Thursday, April 13, 2017

Think about Thinking: How Management Models Stay Relevant

Have you ever thought of how easy things are for physics researchers? The laws of physics have stayed pretty much the same through the entire history of the discipline of physics. The only significant change is that researchers have gained better theory for understanding them and better tools for testing the theory. Lucky them.

In contrast, management scholars face constant change in the world of organizations, because what goes into organizations changes – technology, people, and laws – and what organizations try to influence in their environment changes as well – especially markets, but also technology, people, laws, and so on. As a result of all these inside and outside changes, organizations change, and the laws of organization (yes, they exist) change over time, too. We have known this for a while but have not known how. A new paper in Administrative Science Quarterly by Zlatko Bodrožić and Paul Adler looks at how they change.

They focus on technological revolutions, which may be the most decisive influence because other factors (like people and laws) often follow. Just compare the work of coal miners (whom the president sees as important for the future of the U.S.) with computer programmers (the present and future of India). Coal miners work in rigid hierarchies with clearly defined processes because of the safety concerns and communication difficulties they face, and they also face highly mechanized work that requires them mainly to serve their tools. They are an extreme case of the factory, which has its own set of theories that solved many problems 100 years ago but are now barely taught, though their insights survive in mines and factories. Computer programmers are organized in groups with clearly defined tasks but full freedom to design the solution and the process for arriving at the solution, and they face a knowledge-based, communication-heavy workplace in which people create and use intergroup networks to assemble and use knowledge. They work in network organizations, which have their own set of theories that are slightly more recent than the explosive growth of such workplaces.

Every time a technological revolution happens, existing theories begin to fail because they address the wrong kind of organization. The failures are recognized by scholars, who then start building new theories for the new reality. Often spurred by visible problems in organizations, they recognize that the new problems are different. They try to find theoretical solutions to these problems and test them, finding that many are wrong but some are right. As the research accumulates, science proceeds as usual and the best models are agreed on. Then these models are spread, first within the community of scholars and then to the practice of management. Because it takes a while to go through these steps, the period after any technological revolution is one in which few people know enough, though many – both scientists and managers – think they know a lot. The laws of organization have changed, and we need to find the new ones.
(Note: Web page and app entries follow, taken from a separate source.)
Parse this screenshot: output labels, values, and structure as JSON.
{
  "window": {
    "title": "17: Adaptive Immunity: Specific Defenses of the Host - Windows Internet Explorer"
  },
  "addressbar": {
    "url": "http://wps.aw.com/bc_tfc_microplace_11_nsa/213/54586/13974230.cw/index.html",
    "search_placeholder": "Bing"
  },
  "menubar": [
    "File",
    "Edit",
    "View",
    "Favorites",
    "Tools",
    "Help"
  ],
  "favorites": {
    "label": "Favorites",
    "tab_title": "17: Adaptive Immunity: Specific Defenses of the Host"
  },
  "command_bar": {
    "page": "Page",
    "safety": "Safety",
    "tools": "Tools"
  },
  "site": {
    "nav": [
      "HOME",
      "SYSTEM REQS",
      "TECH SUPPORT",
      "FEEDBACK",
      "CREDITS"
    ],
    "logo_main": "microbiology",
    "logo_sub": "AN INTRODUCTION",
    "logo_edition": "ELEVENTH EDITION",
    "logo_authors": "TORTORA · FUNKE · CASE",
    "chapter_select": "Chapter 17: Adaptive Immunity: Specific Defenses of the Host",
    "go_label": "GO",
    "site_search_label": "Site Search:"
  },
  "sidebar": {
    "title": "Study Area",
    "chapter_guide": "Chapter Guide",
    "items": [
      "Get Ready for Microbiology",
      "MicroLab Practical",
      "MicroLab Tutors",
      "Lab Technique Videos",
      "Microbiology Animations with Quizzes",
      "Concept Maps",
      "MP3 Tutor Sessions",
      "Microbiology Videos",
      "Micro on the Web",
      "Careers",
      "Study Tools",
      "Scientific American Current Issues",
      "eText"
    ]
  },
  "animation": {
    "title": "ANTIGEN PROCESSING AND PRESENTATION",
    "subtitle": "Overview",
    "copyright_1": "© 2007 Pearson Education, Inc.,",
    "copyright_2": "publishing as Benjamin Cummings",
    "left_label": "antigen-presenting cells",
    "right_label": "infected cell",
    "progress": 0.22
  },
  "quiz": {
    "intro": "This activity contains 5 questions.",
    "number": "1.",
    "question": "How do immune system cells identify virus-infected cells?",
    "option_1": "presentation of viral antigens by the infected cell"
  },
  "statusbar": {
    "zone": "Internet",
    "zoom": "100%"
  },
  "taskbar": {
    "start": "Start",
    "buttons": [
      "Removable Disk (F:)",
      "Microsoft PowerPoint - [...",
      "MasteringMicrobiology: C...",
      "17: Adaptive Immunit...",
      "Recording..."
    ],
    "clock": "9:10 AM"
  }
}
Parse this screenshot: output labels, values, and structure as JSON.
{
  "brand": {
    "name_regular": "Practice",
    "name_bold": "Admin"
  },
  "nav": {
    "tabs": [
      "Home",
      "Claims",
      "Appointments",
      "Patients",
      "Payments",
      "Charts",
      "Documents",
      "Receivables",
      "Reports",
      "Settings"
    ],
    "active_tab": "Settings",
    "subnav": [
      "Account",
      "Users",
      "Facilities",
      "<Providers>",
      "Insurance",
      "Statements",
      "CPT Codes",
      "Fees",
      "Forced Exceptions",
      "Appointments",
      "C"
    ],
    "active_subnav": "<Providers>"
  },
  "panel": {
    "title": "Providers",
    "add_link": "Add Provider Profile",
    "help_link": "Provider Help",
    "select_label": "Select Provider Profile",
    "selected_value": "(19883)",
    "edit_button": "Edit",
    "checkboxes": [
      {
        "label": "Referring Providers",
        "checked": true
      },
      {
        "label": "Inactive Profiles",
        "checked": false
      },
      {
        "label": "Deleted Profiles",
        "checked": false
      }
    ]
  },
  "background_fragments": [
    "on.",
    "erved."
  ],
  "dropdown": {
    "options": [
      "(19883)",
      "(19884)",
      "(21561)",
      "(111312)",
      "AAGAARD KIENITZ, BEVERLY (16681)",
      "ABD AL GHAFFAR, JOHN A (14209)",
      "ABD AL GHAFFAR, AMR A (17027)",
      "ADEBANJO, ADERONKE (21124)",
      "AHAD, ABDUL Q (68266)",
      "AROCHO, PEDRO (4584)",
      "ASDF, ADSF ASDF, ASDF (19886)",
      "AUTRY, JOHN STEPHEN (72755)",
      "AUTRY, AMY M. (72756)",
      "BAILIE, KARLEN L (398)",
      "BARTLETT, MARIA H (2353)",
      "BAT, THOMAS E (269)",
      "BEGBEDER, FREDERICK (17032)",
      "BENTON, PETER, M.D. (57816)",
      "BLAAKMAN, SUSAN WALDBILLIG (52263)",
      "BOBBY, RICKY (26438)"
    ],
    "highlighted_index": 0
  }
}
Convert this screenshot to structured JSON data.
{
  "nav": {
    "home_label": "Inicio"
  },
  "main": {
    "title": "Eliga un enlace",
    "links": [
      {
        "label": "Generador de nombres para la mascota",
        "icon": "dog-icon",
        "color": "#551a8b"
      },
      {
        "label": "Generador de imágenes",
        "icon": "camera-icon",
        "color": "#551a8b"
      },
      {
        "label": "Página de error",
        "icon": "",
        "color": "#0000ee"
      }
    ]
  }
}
So, physics scholars really do have an easier job than management scholars. That’s pretty obvious. What is less obvious is that when we hear some entrepreneurs leading major web-based businesses complain about the uselessness of business schools, they are half right and half wrong. The right part is that researchers are catching up, so the schools clearly know less about their business than about coal mines, or even software outsourcing firms. The half wrong part is that they don’t know, either – it is possible to be right about a decision without knowing why – and scholars will soon catch up and know this technology and its organizations well.